Craftophilia is totally transparent, laying bare the processes we go through, open with our personal experiences of making.  What works, what happens when you have no time at all to make anything, when it totally fails, at the pace of how it actually happens in our daily lives.  It is our biggest hope that it inspires you to pick up the material that sings to you and make, without fear of any of these outcomes or circumstances that may stand in your way of making something as there is no fail there is just DO.

PROCESS NOTES is an open ended list of ideas, questions and further explorations from what we found useful while making a circular weaving: from wrapping the first warp around the hoop to almost (finally) finishing one hoop.   Hoping that this inspires you to take material that is vernacular to your life (yarn leftovers, pine needles from the yard, darning needles, kitchen twine etc.) and experiment with it to make something new.

P R O C E S S   N O T E S   O N  C I R C U L A R   W E A V I N G

S U P P L I E S :

Hoop.  Embroidery hoops, wooden, metal, various sizes,  weird brass hoops from craft store, hula hoop, old bike wheel...

Embroidery needles - straight, bent tip, plastic, brass, bamboo.  Try a few to find the one that works for you.  Some work better in smaller hoops, others in larger hoops.

Warp thread - carpet warp, kitchen twine, thick embroidery thread from the japanese dollar store, yarn...

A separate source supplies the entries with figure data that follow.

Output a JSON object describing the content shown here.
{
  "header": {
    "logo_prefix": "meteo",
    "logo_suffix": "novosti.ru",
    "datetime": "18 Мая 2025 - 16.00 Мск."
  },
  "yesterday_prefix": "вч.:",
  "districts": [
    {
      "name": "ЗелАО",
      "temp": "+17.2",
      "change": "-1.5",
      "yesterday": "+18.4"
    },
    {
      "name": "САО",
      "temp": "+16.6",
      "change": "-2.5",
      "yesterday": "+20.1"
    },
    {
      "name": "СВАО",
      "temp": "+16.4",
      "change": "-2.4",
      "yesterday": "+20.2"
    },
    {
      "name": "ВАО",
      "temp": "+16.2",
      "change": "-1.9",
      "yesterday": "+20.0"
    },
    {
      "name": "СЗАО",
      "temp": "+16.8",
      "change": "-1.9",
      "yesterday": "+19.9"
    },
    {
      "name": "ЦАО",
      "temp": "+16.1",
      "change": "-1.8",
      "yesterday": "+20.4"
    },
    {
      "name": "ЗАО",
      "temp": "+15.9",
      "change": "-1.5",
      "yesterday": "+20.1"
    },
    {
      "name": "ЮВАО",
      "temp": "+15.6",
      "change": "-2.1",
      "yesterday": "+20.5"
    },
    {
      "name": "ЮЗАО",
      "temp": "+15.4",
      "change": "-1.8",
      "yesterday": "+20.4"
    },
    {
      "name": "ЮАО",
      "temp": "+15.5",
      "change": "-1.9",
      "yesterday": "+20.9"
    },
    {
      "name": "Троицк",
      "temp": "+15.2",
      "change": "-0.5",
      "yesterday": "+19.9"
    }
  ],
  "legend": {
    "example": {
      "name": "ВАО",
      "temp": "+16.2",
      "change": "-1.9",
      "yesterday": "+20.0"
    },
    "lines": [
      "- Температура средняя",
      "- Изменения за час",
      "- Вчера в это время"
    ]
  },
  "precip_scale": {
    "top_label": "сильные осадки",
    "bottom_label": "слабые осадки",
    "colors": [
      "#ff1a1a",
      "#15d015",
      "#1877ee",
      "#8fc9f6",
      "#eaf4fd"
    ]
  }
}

Weft thread - ANYTHING.  Experiment with single ply and double ply yarns, thick yarns, thin yarns.  Mohair and Angora will make a lovely halo that you can brush up after to great effect.

Is it malleable? Use it.

Scotch tape and masking tape.

W A R P I N G :

Experimenting is extremely important.  Sitting down with your hoop and warp thread and playing with the warp is almost better than following directions. Creating a visual, tactile memory and a rhythm. Does warping in a figure-eight work better for a "diameter warp" than over one side of your hoop and under coming back? How about tying each thread individually to create an off centre "spoke warp"? Remember, using an embroidery hoop is beneficial as once you attach the outer hoop, it will hide any peculiar knotting. You can also secure your warp threads by using tape on the side of your hoop - once you have woven, it will be secure enough to remove the tape.

v. 1 - spoke warp (above)

v. 2 - diameter warp (above, warp anchored directly across the circle)

T E C H N I Q U E :

Over and under one warp thread at a time? Several at a time? Change it up?
What happens when you use thin thread and heavy yarn in the same piece?
What happens when you coil your yarn around a warp thread?  Around 2?  Around 5?

Does warp have to go in one direction?  Where are all the places you can anchor warp?
Again - observe! Books, pictures, online - analyze what you see. Ask yourself questions.

O T H E R  W O N D E R S :

How will you finish the piece? Does it stay on the hoop or is it removed? 
What about wrapping the hoop in fabric or yarn?
Is fringe your thing, or not?
Try adding non-traditional items like pine needles, strips of fabric, feathers or pieces of spinning fibre. If you can trap it in the warp, you can put it in!

PLAY!  Make mistakes!  ENJOY!!!

1 comment:

DaffodilAngel said...

Just found you via Pinterest. What an interesting blogpost on circular weaving, thank you.